The latest “scandal” to hit the Bush administration involves Paul Wolfowitz, deputy defense secretary turned World Bank president. But forget his missteps in handling his girlfriend’s departure from the Bank.
His biggest mistake has been failing to recognize that the Bank has lost its raison d’etre. That is reason enough to choose new leadership. Bank lending programs have consistently failed; the world is awash in private investment capital. The status quo is no longer sustainable.
Wolfowitz was a poor choice from the start. He never was particularly interested in international development. Before signing on as president, he demanded a sufficient salary increase so his pay would match that of the head of the International Monetary Fund. The IMF’s managing director had previously played a similar game of financial one-upmanship, at the obvious expense of taxpayers around the world who ultimately fund both the Bank and Fund.
Once ensconced in power, Wolfowitz pushed a $500 million lending program Iraq, which raised the specter, fair or not, of an attempt to use the independent institution to advance Bush administration policies. But what is now threatening his position is his treatment of Bank employee and girlfriend Shaha Ali Riza, for whom he ordered a $60,000 pay increase before detailing her to the U.S. State Department.
The specifics are complicated and personal animus motivates many of his critics. But the apparent conflict of interest is particularly embarrassing since he has initiated a campaign against corruption abroad.
Nevertheless, Wolfowitz has found some conservative support. For instance, the Wall Street Journal blamed “the forces of the World Bank status quo” for his problems, citing his anti-corruption efforts. The Journal missed the most important issue, however.
Corruption is endemic to the developing world, but does not explain why more than a billion people live in desperate poverty. The chief cause is bad policy. Unfortunately, for decades authoritarian and elected governments alike have impoverished their peoples by collectivizing their economies.
Rather than emphasize the importance of further policy liberalization, Wolfowitz has “gone native” and pushed for increased financial transfers to developing nations. The ink was barely dry on his roughly $400,000 contract before he urged the U.S. government to treble aid levels.
Wolfowitz has pressed Africa as a priority. Last September he declared: “African countries cannot build on a foundation of hollow promises. If the rich countries abandon their commitments to double aid to Africa by 2010, we will have failed to serve the best hope for Africa’s future: its people.”
Naturally, however, he went on to argue that “Africa is our first priority, but it cannot be our only priority.” More money must be provided to Asia, Latin America, and the Middle East. For this reason he has been lobbying the industrialized states for a $30 billion replenishment of the International Development Association, which makes de facto grants to the poorest of the poor — and among the worst sinkholes of foreign aid.

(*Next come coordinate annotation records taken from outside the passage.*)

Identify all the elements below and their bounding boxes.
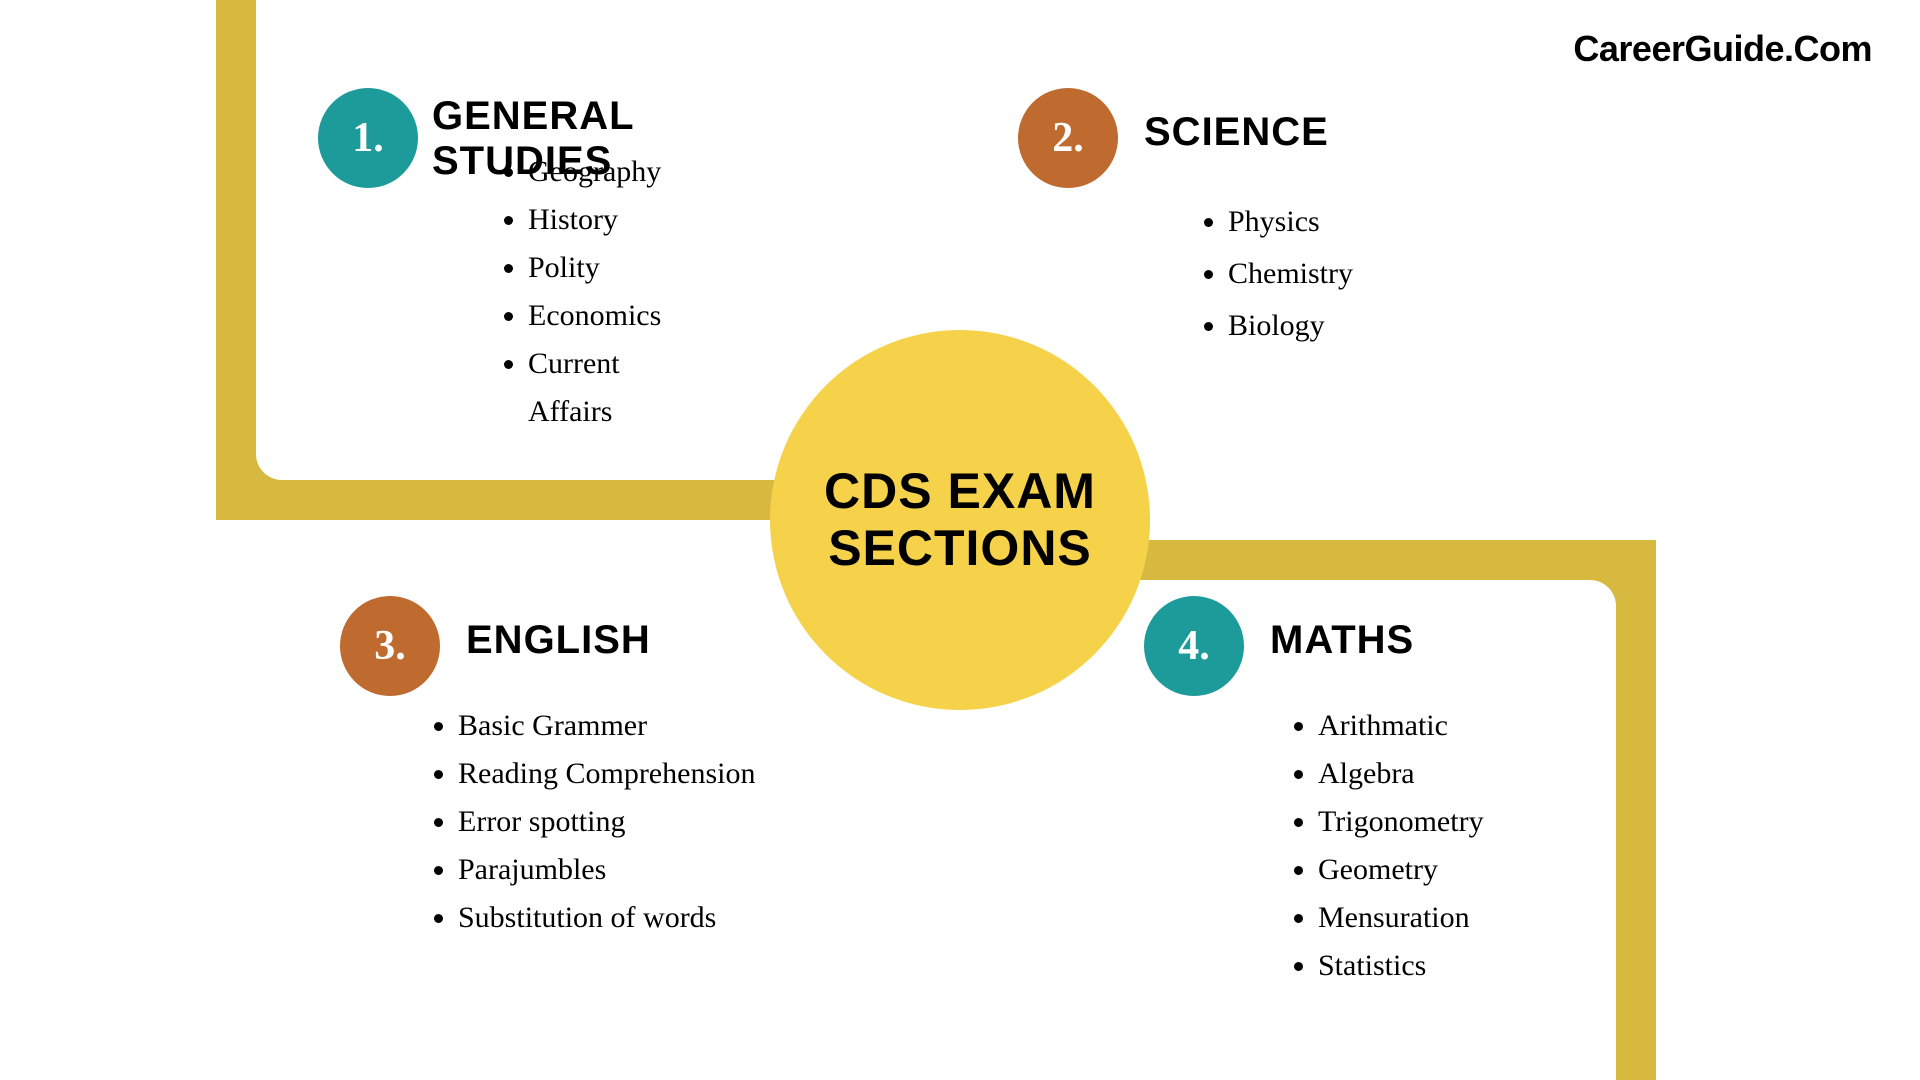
section-number-badge: 1. — [318, 88, 418, 188]
brand-label: CareerGuide.Com — [1573, 28, 1872, 70]
infographic-canvas: CareerGuide.Com CDS EXAM SECTIONS 1.GENE… — [0, 0, 1920, 1080]
center-title-line1: CDS EXAM — [824, 463, 1096, 519]
section-title: MATHS — [1270, 618, 1414, 663]
center-title-line2: SECTIONS — [828, 520, 1092, 576]
list-item: Parajumbles — [458, 846, 770, 894]
list-item: Geography — [528, 148, 661, 196]
list-item: Geometry — [1318, 846, 1484, 894]
list-item: Trigonometry — [1318, 798, 1484, 846]
list-item: Reading Comprehension — [458, 750, 770, 798]
list-item: Basic Grammer — [458, 702, 770, 750]
section-list: GeographyHistoryPolityEconomicsCurrent A… — [500, 148, 661, 436]
list-item: Chemistry — [1228, 248, 1353, 300]
list-item: Current Affairs — [528, 340, 661, 436]
list-item: Mensuration — [1318, 894, 1484, 942]
center-title-text: CDS EXAM SECTIONS — [824, 463, 1096, 578]
section-list: ArithmaticAlgebraTrigonometryGeometryMen… — [1290, 702, 1484, 990]
list-item: Error spotting — [458, 798, 770, 846]
section-number-badge: 2. — [1018, 88, 1118, 188]
section-list: PhysicsChemistryBiology — [1200, 196, 1353, 352]
list-item: Biology — [1228, 300, 1353, 352]
list-item: History — [528, 196, 661, 244]
section-title: ENGLISH — [466, 618, 651, 663]
list-item: Polity — [528, 244, 661, 292]
list-item: Arithmatic — [1318, 702, 1484, 750]
section-list: Basic GrammerReading ComprehensionError … — [430, 702, 770, 942]
section-title: SCIENCE — [1144, 110, 1329, 155]
list-item: Substitution of words — [458, 894, 770, 942]
list-item: Statistics — [1318, 942, 1484, 990]
center-title-circle: CDS EXAM SECTIONS — [770, 330, 1150, 710]
list-item: Economics — [528, 292, 661, 340]
list-item: Physics — [1228, 196, 1353, 248]
section-number-badge: 4. — [1144, 596, 1244, 696]
section-number-badge: 3. — [340, 596, 440, 696]
list-item: Algebra — [1318, 750, 1484, 798]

The plight of the world’s needy should move us. As Wolfowitz told last year’s annual World Bank meeting, “there are millions of poor people who, when given the chance, will work hard to escape poverty. It is not their performance that holds them back, but the conditions around them from bureaucratic red tape to potholed roads, to protected markets.”
Quite true. But foreign aid has removed little red tape, filled in few potholed roads, and opened few protected markets. Since 1950 the industrialized states alone have provided about $1.6 trillion — more than $2 trillion adjusted for today’s dollars — in assistance. Over that time aid recipients have regularly suffered political chaos, economic decline, social collapse, and civil strife. Most aid recipients have remained dependent on Western financial transfers for decades.
Indeed, for a half century foreign aid has more often worsened the problem of Third World poverty. Institutions such as the World Bank consistently subsidized the most authoritarian and statist regimes on earth. By enriching incumbent political elites, aid enabled governments to stave off pressure for far-reaching economic reform. If international “assistance” is no longer quite so obvious a hindrance to economic development, it is only because many of the worst Third World regimes have fallen into the great wastebasket of history. But there is no reason to believe that slightly less corrupt governments today, whether democracies or dictatorships, will use additional foreign funds more productively.
Recognition that “assistance” often proves to be a hindrance has slowly grown; today the traditional case for foreign aid is dead. Most obviously, there is no correlation between aid levels and wealth or growth. The factor that matters, according to two comprehensive annual global economic surveys, one undertaken by a consortium of international think tanks led by Canada’s Fraser Institute (Economic Freedom of the World), the other by the Heritage Foundation (Index of Economic Freedom), is the degree of economic liberty. Even aid advocates today acknowledge that no amount of aid can overcome the impact of bad economic policies.
The research is overwhelming in finding that Western financial transfers do not generate Third World prosperity. For instance, Peter Boone of the London School of Economics surveyed developing economies, reporting that “[p]overty is not caused by capital shortage, and it is not optimal for politicians to adjust distortionary policies when they receive aid flows.”